The dynamic response characteristics of the steel shell require collaborative optimization through simulation and experimentation. Modal analysis based on finite element analysis can identify the natural frequencies of the steel shell, avoiding resonance with vehicle vibration frequencies. Random vibration simulation can predict the stress distribution of the steel shell under complex conditions, allowing for targeted optimization of weak areas. For example, simulation of a certain vehicle's battery steel casing revealed stress concentration at the connection between the bottom plate and sidewall under Z-axis vibration; by adding rounded corners and local thickening, the stress in this area was reduced. Additionally, impact tests (such as half-sine wave impact) can verify the steel shell's energy absorption capacity under extreme conditions, providing experimental evidence for design.
The layout design of the steel shell must consider the isolation and attenuation of vibration transmission. In the overall battery pack structure, the steel casing, as the main load-bearing component, needs to be connected to the vehicle body via vibration isolation devices. For example, installing rubber damping pads at the bottom of the steel casing can isolate the transmission of road excitation to the battery. Simultaneously, the internal module layout of the steel casing must avoid resonance with the casing itself. This can be achieved by adjusting the module mass distribution or adding damping blocks, which can alter the system's modal parameters. For elongated battery modules, a staggered arrangement can reduce vibration coupling effects and improve overall vibration resistance.
The sealing design of the steel casing must balance waterproofing and impact resistance. The sealing structure of the battery steel casing (such as sealing rings and adhesive coatings) must not only prevent moisture intrusion but also maintain seal integrity under impact. For example, when using O-ring seals, the fit clearance between the steel casing and the top cover must be optimized to ensure that the sealing ring retains its compression after impact deformation. For adhesive seals, highly elastic and aging-resistant sealants must be selected, and the uniformity of the adhesive layer thickness must be controlled through automated application processes to avoid seal failure due to excessively thin local adhesive layers.

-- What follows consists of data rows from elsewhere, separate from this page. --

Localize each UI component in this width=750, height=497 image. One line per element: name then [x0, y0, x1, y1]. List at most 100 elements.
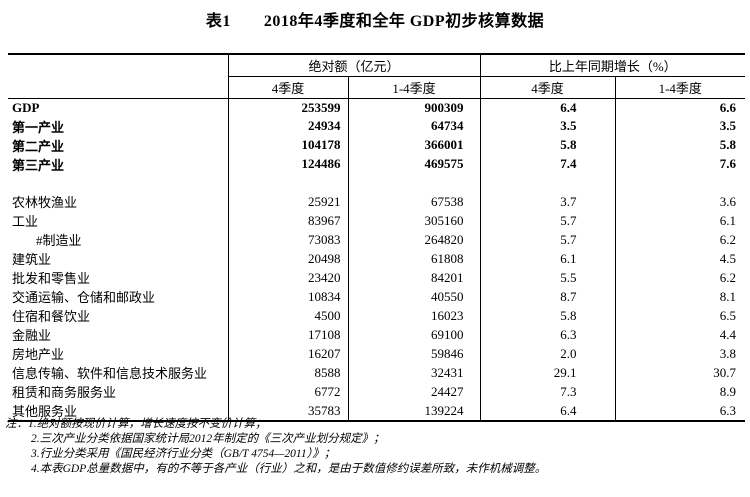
growth-q4-value: 5.7: [480, 230, 616, 250]
table-row: 批发和零售业 23420 84201 5.5 6.2: [8, 268, 745, 288]
abs-q4-value: 23420: [228, 268, 349, 288]
abs-q14-value: 24427: [348, 382, 481, 402]
abs-q4-value: 124486: [228, 154, 349, 174]
row-label: 租赁和商务服务业: [8, 382, 229, 402]
row-label: 工业: [8, 211, 229, 231]
growth-q14-value: 4.5: [719, 250, 737, 266]
growth-q14-value: 3.5: [719, 118, 737, 134]
row-label: 批发和零售业: [8, 268, 229, 288]
abs-q14-value: 64734: [348, 116, 481, 136]
growth-q4-value: 3.5: [480, 116, 616, 136]
row-label: 房地产业: [8, 344, 229, 364]
row-label: 信息传输、软件和信息技术服务业: [8, 363, 229, 383]
table-body: GDP 253599 900309 6.4 6.6 第一产业 24934 64734 3.5 3.…: [8, 98, 745, 422]
stub-header-cell: [8, 54, 229, 99]
note-line: 3.行业分类采用《国民经济行业分类（GB/T 4754—2011）》；: [31, 448, 336, 460]
growth-q14-value: 6.3: [719, 402, 737, 418]
growth-q4-value: 5.8: [480, 135, 616, 155]
empty-cell: [228, 173, 349, 193]
abs-q14-value: 40550: [348, 287, 481, 307]
abs-q14-value: 59846: [348, 344, 481, 364]
row-label: GDP: [8, 98, 229, 117]
abs-q14-value: 67538: [348, 192, 481, 212]
abs-q14-value: 366001: [348, 135, 481, 155]
growth-q14-value: 6.5: [719, 307, 737, 323]
growth-q4-value: 6.4: [480, 401, 616, 422]
table-row: 工业 83967 305160 5.7 6.1: [8, 211, 745, 231]
row-label: 第三产业: [8, 154, 229, 174]
abs-q14-value: 264820: [348, 230, 481, 250]
note-line: 2.三次产业分类依据国家统计局2012年制定的《三次产业划分规定》；: [31, 433, 385, 445]
table-row: 其他服务业 35783 139224 6.4 6.3: [8, 401, 745, 422]
abs-q4-value: 6772: [228, 382, 349, 402]
abs-q4-value: 35783: [228, 401, 349, 422]
growth-q14-value: 6.6: [719, 99, 737, 115]
table-row: 金融业 17108 69100 6.3 4.4: [8, 325, 745, 345]
growth-q4-value: 6.1: [480, 249, 616, 269]
growth-q4-value: 6.4: [480, 98, 616, 117]
growth-q14-value: 3.8: [719, 345, 737, 361]
growth-q4-value: 8.7: [480, 287, 616, 307]
table-title: 表1 2018年4季度和全年 GDP初步核算数据: [205, 13, 545, 30]
table-row: 信息传输、软件和信息技术服务业 8588 32431 29.1 30.7: [8, 363, 745, 383]
abs-q14-value: 139224: [348, 401, 481, 422]
notes: 注：1.绝对额按现价计算，增长速度按不变价计算； 2.三次产业分类依据国家统计局2…: [5, 417, 745, 477]
table-row: 交通运输、仓储和邮政业 10834 40550 8.7 8.1: [8, 287, 745, 307]
abs-q4-value: 83967: [228, 211, 349, 231]
growth-q4-value: 3.7: [480, 192, 616, 212]
abs-q4-value: 24934: [228, 116, 349, 136]
table-row: 建筑业 20498 61808 6.1 4.5: [8, 249, 745, 269]
growth-q14-value: 8.1: [719, 288, 737, 304]
growth-q4-value: 2.0: [480, 344, 616, 364]
table-row: 第一产业 24934 64734 3.5 3.5: [8, 116, 745, 136]
abs-q4-value: 8588: [228, 363, 349, 383]
abs-q14-value: 69100: [348, 325, 481, 345]
note-line: 注：1.绝对额按现价计算，增长速度按不变价计算；: [5, 418, 267, 430]
table-row: 租赁和商务服务业 6772 24427 7.3 8.9: [8, 382, 745, 402]
abs-q4-value: 25921: [228, 192, 349, 212]
table-row: 农林牧渔业 25921 67538 3.7 3.6: [8, 192, 745, 212]
growth-q4-value: 5.8: [480, 306, 616, 326]
abs-q4-value: 104178: [228, 135, 349, 155]
abs-q14-value: 16023: [348, 306, 481, 326]
absolute-group-header: 绝对额（亿元）: [228, 54, 481, 77]
abs-q14-value: 84201: [348, 268, 481, 288]
row-label: 金融业: [8, 325, 229, 345]
growth-q4-value: 5.5: [480, 268, 616, 288]
growth-q14-value: 3.6: [719, 193, 737, 209]
growth-q14-header: 1-4季度: [615, 76, 746, 99]
empty-cell: [480, 173, 616, 193]
growth-q14-value: 6.2: [719, 269, 737, 285]
growth-q14-value: 4.4: [719, 326, 737, 342]
growth-q4-value: 7.4: [480, 154, 616, 174]
abs-q4-value: 4500: [228, 306, 349, 326]
growth-q4-value: 5.7: [480, 211, 616, 231]
abs-q4-value: 20498: [228, 249, 349, 269]
growth-group-header: 比上年同期增长（%）: [480, 54, 746, 77]
growth-q14-value: 6.1: [719, 212, 737, 228]
table-row: #制造业 73083 264820 5.7 6.2: [8, 230, 745, 250]
abs-q14-value: 469575: [348, 154, 481, 174]
empty-cell: [8, 173, 229, 193]
spacer-row: [8, 173, 745, 193]
row-label: 农林牧渔业: [8, 192, 229, 212]
row-label: #制造业: [8, 230, 229, 250]
abs-q4-value: 17108: [228, 325, 349, 345]
table-row: GDP 253599 900309 6.4 6.6: [8, 98, 745, 117]
growth-q4-value: 7.3: [480, 382, 616, 402]
abs-q14-value: 900309: [348, 98, 481, 117]
growth-q14-value: 5.8: [719, 137, 737, 153]
abs-q4-header: 4季度: [228, 76, 349, 99]
abs-q14-header: 1-4季度: [348, 76, 481, 99]
abs-q4-value: 10834: [228, 287, 349, 307]
growth-q14-value: 7.6: [719, 156, 737, 172]
row-label: 建筑业: [8, 249, 229, 269]
growth-q14-value: 6.2: [719, 231, 737, 247]
abs-q4-value: 253599: [228, 98, 349, 117]
growth-q4-value: 29.1: [480, 363, 616, 383]
gdp-table: 绝对额（亿元） 比上年同期增长（%） 4季度 1-4季度 4季度 1-4季度 G…: [8, 53, 746, 423]
growth-q14-value: 8.9: [719, 383, 737, 399]
table-row: 住宿和餐饮业 4500 16023 5.8 6.5: [8, 306, 745, 326]
abs-q4-value: 16207: [228, 344, 349, 364]
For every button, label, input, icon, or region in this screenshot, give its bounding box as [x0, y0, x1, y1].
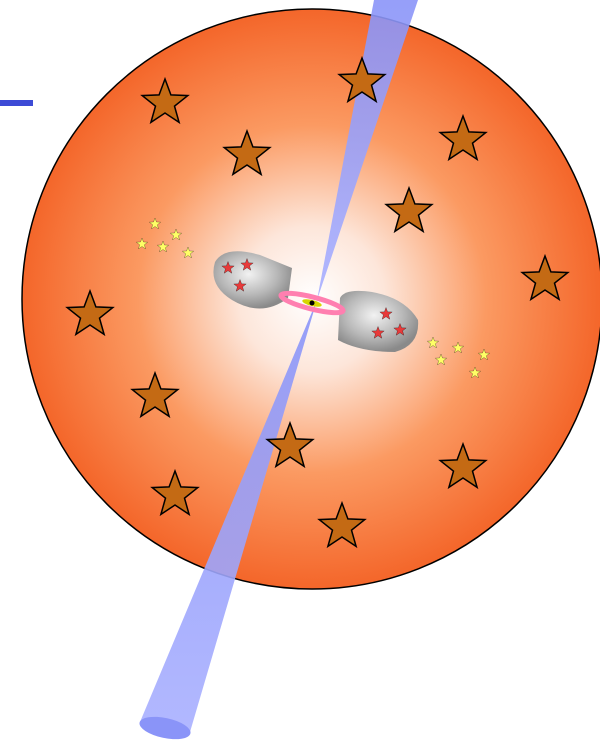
bar	[0, 100, 33, 106]
torus	[278, 290, 346, 316]
jet-lower	[140, 300, 317, 732]
jet-upper	[317, 0, 418, 300]
cloud-right	[338, 290, 419, 352]
jet-end	[139, 716, 191, 740]
cloud-left	[213, 251, 292, 309]
core	[309, 300, 315, 306]
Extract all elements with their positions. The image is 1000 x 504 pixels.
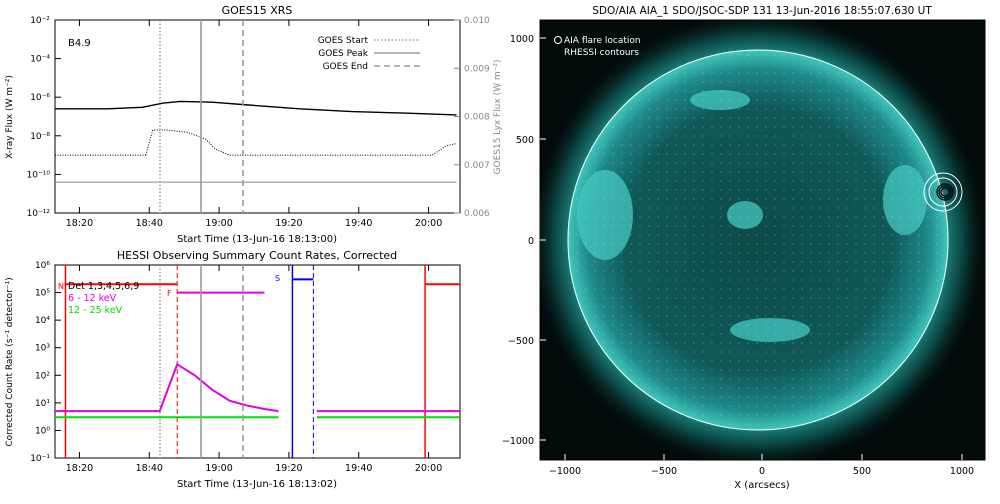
hessi-ylabel: Corrected Count Rate (s⁻¹ detector⁻¹): [5, 277, 15, 446]
hessi-ytick-label: 10⁴: [35, 316, 50, 326]
goes-ytick-label: 10⁻⁶: [30, 93, 50, 103]
aia-xtick-label: −500: [651, 466, 677, 477]
goes-legend-start: GOES Start: [318, 36, 369, 46]
hessi-flag-f: F: [167, 289, 172, 298]
hessi-legend: Det 1,3,4,5,6,9 6 - 12 keV 12 - 25 keV: [68, 281, 139, 316]
goes-xtick-label: 19:20: [275, 218, 302, 229]
goes-ytick-right-label: 0.007: [464, 161, 490, 171]
hessi-x-ticks: 18:20 18:40 19:00 19:20 19:40 20:00: [66, 265, 442, 474]
goes-ytick-label: 10⁻¹⁰: [27, 170, 51, 180]
hessi-ytick-label: 10⁶: [35, 261, 50, 271]
hessi-y-ticks: 10⁶ 10⁵ 10⁴ 10³ 10² 10¹ 10⁰ 10⁻¹: [30, 261, 61, 464]
hessi-xtick-label: 18:40: [136, 463, 163, 474]
hessi-ytick-label: 10⁻¹: [30, 454, 50, 464]
goes-ytick-right-label: 0.006: [464, 209, 490, 219]
hessi-xtick-label: 20:00: [415, 463, 442, 474]
goes-legend: GOES Start GOES Peak GOES End: [318, 36, 420, 72]
aia-y-ticks: 1000 500 0 −500 −1000: [502, 34, 546, 447]
aia-ytick-label: −1000: [502, 436, 534, 447]
goes-ytick-label: 10⁻¹²: [27, 209, 51, 219]
aia-flare-marker: [923, 172, 963, 212]
goes-y-ticks-right: 0.010 0.009 0.008 0.007 0.006: [454, 16, 490, 219]
goes-xtick-label: 18:20: [66, 218, 93, 229]
hessi-attenuator-bars: [64, 265, 460, 458]
aia-xtick-label: 500: [853, 466, 871, 477]
aia-flare-circle-outer: [923, 172, 963, 212]
aia-legend-flare: AIA flare location: [564, 36, 641, 46]
hessi-flag-n: N: [58, 282, 64, 291]
aia-limb-outline: [567, 49, 949, 431]
aia-title: SDO/AIA AIA_1 SDO/JSOC-SDP 131 13-Jun-20…: [592, 5, 932, 17]
aia-lat-lon-grid: [571, 53, 945, 427]
aia-xtick-label: 1000: [950, 466, 974, 477]
aia-x-ticks: −1000 −500 0 500 1000: [549, 454, 974, 477]
hessi-flag-s: S: [275, 274, 280, 283]
aia-xtick-label: 0: [759, 466, 765, 477]
hessi-ytick-label: 10⁰: [35, 426, 50, 436]
goes-legend-peak: GOES Peak: [318, 49, 368, 59]
hessi-ytick-label: 10⁵: [35, 289, 50, 299]
aia-flare-circle-inner: [928, 177, 958, 207]
goes-series-1: [145, 129, 457, 156]
goes-ytick-label: 10⁻⁸: [30, 132, 50, 142]
aia-xlabel: X (arcsecs): [734, 480, 790, 491]
aia-rhessi-contour-2: [938, 185, 952, 199]
hessi-legend-low: 6 - 12 keV: [68, 293, 117, 304]
goes-panel: GOES15 XRS B4.9 18:20 18:40 19:00 19:20 19:4…: [5, 4, 503, 245]
hessi-legend-det: Det 1,3,4,5,6,9: [68, 281, 139, 292]
hessi-panel: HESSI Observing Summary Count Rates, Cor…: [5, 249, 461, 490]
goes-xlabel: Start Time (13-Jun-16 18:13:00): [177, 234, 337, 245]
aia-legend-marker: [554, 36, 562, 44]
aia-ytick-label: 500: [516, 135, 534, 146]
goes-xtick-label: 19:00: [205, 218, 232, 229]
goes-x-ticks: 18:20 18:40 19:00 19:20 19:40 20:00: [66, 20, 442, 229]
hessi-title: HESSI Observing Summary Count Rates, Cor…: [117, 249, 397, 262]
goes-ytick-label: 10⁻⁴: [30, 55, 50, 65]
goes-ytick-right-label: 0.010: [464, 16, 490, 26]
aia-ytick-label: 0: [528, 236, 534, 247]
goes-y-ticks-left: 10⁻² 10⁻⁴ 10⁻⁶ 10⁻⁸ 10⁻¹⁰ 10⁻¹²: [27, 16, 61, 219]
aia-ytick-label: −500: [508, 336, 534, 347]
aia-xtick-label: −1000: [549, 466, 581, 477]
goes-legend-end: GOES End: [323, 62, 368, 72]
goes-ytick-label: 10⁻²: [30, 16, 50, 26]
hessi-xtick-label: 19:00: [205, 463, 232, 474]
hessi-ytick-label: 10¹: [35, 399, 50, 409]
goes-ytick-right-label: 0.008: [464, 113, 490, 123]
hessi-legend-high: 12 - 25 keV: [68, 305, 123, 316]
goes-ylabel-right: GOES15 Lyx Flux (W m⁻²): [493, 60, 503, 175]
goes-xtick-label: 20:00: [415, 218, 442, 229]
hessi-series: [55, 362, 460, 419]
aia-rhessi-contour-1: [936, 183, 954, 201]
goes-class-label: B4.9: [68, 38, 91, 49]
hessi-ytick-label: 10²: [35, 371, 50, 381]
hessi-plot-frame: [54, 264, 461, 459]
goes-xtick-label: 18:40: [136, 218, 163, 229]
goes-ylabel-left: X-ray Flux (W m⁻²): [5, 75, 15, 159]
goes-ytick-right-label: 0.009: [464, 64, 490, 74]
hessi-xlabel: Start Time (13-Jun-16 18:13:02): [177, 479, 337, 490]
aia-rhessi-contour-3: [940, 187, 950, 197]
hessi-xtick-label: 18:20: [66, 463, 93, 474]
hessi-ytick-label: 10³: [35, 344, 50, 354]
goes-series-0: [55, 100, 457, 116]
aia-panel: SDO/AIA AIA_1 SDO/JSOC-SDP 131 13-Jun-20…: [502, 5, 986, 491]
hessi-series-0: [55, 362, 279, 413]
hessi-xtick-label: 19:40: [345, 463, 372, 474]
goes-title: GOES15 XRS: [222, 4, 293, 17]
goes-plot-frame: [54, 19, 461, 214]
goes-xtick-label: 19:40: [345, 218, 372, 229]
aia-legend-rhessi: RHESSI contours: [564, 48, 639, 58]
goes-series: [55, 100, 457, 183]
hessi-xtick-label: 19:20: [275, 463, 302, 474]
aia-ytick-label: 1000: [510, 34, 534, 45]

The manufacturing precision of the steel casing directly affects its impact resistance. Springback and wrinkling during the stamping process can lead to dimensional deviations in the steel shell, affecting assembly accuracy and structural strength. Using high-precision molds and optimizing stamping speed and lubrication conditions can reduce forming defects. Furthermore, the welding quality of the steel shell (such as weld penetration and porosity) must be strictly controlled through non-destructive testing to avoid reducing impact resistance due to welding defects. For complex steel shell structures, advanced processes such as laser welding or friction stir welding can improve weld quality and structural integrity.